Saturday rolled around and we all got ready for the first seminar, Master/slave relationships by Race Bannon. I walked into this seminar thinking I knew very little. And I walked out feeling a little bit more confident in myself. I am aware that I have very little time in the lifestyle but what knowledge I do have, I have worked very hard for and in the process of learning again, I am slowly rebuilding my confidence in myself. I lost a lot of self confidence when I was with my ex-boyfriend, he had a tendency to belittle me. I learned in counseling that it was a way for him to make himself look and feel better and it took attention away from his own feelings of inadequacy and lack of self worth. I always thought physical abuse was worse until I split with him and now, three years later, I am still picking up the pieces of my life.
Points that were made in the seminar helped me to believe that I do have a clue about the lifestyle and life in general, and that I have a very healthy outlook on what I want in a relationship. I try very hard to keep the fantasy and the reality separate.

When I first started out in the lifestyle, it was all very romantic to me, very much the fantasy world.
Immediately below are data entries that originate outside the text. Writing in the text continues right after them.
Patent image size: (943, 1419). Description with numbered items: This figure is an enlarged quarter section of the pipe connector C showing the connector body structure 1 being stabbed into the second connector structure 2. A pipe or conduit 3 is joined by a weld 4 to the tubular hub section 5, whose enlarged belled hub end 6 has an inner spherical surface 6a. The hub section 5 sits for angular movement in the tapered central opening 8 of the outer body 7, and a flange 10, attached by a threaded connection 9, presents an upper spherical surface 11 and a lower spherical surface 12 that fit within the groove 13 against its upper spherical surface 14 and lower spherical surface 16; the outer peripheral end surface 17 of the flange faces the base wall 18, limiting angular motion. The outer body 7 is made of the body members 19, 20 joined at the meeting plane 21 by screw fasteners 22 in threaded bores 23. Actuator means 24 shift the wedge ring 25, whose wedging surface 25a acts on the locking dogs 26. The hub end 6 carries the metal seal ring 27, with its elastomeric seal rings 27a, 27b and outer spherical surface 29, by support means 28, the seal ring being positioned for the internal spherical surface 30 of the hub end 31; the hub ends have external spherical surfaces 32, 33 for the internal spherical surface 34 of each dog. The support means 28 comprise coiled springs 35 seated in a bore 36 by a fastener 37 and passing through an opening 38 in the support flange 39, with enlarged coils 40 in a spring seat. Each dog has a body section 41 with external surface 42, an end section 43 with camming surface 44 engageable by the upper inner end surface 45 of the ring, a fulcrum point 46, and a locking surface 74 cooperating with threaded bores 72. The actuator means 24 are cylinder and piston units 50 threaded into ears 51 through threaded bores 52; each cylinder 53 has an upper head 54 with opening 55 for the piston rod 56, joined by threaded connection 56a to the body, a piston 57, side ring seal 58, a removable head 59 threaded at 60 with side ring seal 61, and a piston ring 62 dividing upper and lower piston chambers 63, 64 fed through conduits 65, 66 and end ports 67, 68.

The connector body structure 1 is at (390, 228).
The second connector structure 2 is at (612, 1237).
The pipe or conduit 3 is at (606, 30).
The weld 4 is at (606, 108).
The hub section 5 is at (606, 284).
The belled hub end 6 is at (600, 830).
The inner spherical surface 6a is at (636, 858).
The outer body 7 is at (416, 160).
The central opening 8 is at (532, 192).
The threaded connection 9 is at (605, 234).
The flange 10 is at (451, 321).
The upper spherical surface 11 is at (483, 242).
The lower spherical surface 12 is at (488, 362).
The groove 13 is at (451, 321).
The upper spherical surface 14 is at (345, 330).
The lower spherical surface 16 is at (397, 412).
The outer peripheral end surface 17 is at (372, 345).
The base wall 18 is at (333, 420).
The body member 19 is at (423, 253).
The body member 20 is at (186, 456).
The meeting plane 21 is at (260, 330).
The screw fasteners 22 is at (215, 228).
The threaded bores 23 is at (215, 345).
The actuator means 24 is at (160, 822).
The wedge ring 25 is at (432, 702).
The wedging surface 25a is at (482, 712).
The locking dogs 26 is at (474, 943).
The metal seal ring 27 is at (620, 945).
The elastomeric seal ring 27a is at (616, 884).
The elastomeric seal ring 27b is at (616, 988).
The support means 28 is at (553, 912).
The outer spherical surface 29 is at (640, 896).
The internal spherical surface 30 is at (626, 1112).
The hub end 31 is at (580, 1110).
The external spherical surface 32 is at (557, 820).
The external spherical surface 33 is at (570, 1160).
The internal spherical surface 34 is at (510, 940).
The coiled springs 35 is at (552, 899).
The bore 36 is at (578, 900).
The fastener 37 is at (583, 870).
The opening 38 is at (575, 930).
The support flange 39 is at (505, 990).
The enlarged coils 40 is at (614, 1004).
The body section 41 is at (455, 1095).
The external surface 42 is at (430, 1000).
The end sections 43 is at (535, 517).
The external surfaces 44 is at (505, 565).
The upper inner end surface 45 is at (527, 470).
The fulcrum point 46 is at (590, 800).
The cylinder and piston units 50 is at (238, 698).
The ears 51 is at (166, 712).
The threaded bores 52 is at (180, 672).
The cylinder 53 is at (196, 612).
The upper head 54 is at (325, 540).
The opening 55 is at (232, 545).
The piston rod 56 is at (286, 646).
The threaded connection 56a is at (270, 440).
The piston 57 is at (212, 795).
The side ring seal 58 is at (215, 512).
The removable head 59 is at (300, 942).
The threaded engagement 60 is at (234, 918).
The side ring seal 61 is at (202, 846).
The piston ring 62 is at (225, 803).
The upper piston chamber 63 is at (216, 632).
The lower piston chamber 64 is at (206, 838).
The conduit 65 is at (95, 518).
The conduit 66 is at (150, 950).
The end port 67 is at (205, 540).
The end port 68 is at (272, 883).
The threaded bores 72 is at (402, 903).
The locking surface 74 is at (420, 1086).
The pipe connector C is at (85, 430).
It did not take me long to figure out the difference. When I started trying to apply the fantasies to my every day life, the two did not mesh together at all.

Wow! Did I ever get off subject! lol Some things that I learned about Master/slave relationships are:

  • 1. if you are in love with the partner, the dynamics of the Master/slave relationship changes. Know that it is two different relationships.
  • 2. decide at the outset of the relationship what the reality threshold is
  • 3. always remember there is no such thing as a perfect Master or slave, each are unique so things should be negotiated
  • 4. contracts:
    a) some use them to validate their relationships
    b) remember that people change and contracts are made to be permanent, so in usage of contracts, don't make them so rigid that you are setting the relationship up for failure
    c) use them as short term general guidelines

On to the rest of the day. After the first seminar, chocolat and I went on to the next while Sir and sunshine went to a different one.

When it was over, we gathered up for some more shopping at the flea market, and then headed back to the house for some rest and relaxation before the Ball that night. After a rest, we got up and dressed and headed to the Ball.

I was put on a lead that night which was quite new to me. Wearing a collar was one thing, but never had I been put on a lead. I was quite nervous and was clueless as to what my place was and where I was to stand. It was quite funny to me that after I was reminded once, that it came back to me from some of the research I had done in my past. It made me proud that even though I had never been on a lead, that I actually did have some idea as to what my place was! It was a proud realization for me. And having Miss chocolat in control of me was a new experience for me as well. Many eyes were on the four of us, and it was an honor to be included as a member. The evening progressed and we ran into many people we knew locally and from across the state.

Finally we headed back to the house for some well deserved down time, hot-tubbing and wonderful conversation amongst us and some friends who had come to visit. The evening ended in the wee hours of Sunday.

Sunday afternoon rolled around and we were all in for a treat. Time for more play! I think I stayed in my space all the way through Wednesday, the final day of dread. Time to go home. I packed my bags and stayed as long as I could without putting me on the road in the middle of the night since I had to work the next day. It was painful as usual for me to leave such a wonderful haven that I have found. Even though I am many hours away, all I have to do is close my eyes and a smile crosses my face. My memories will take me back there until I am able to make the next trip.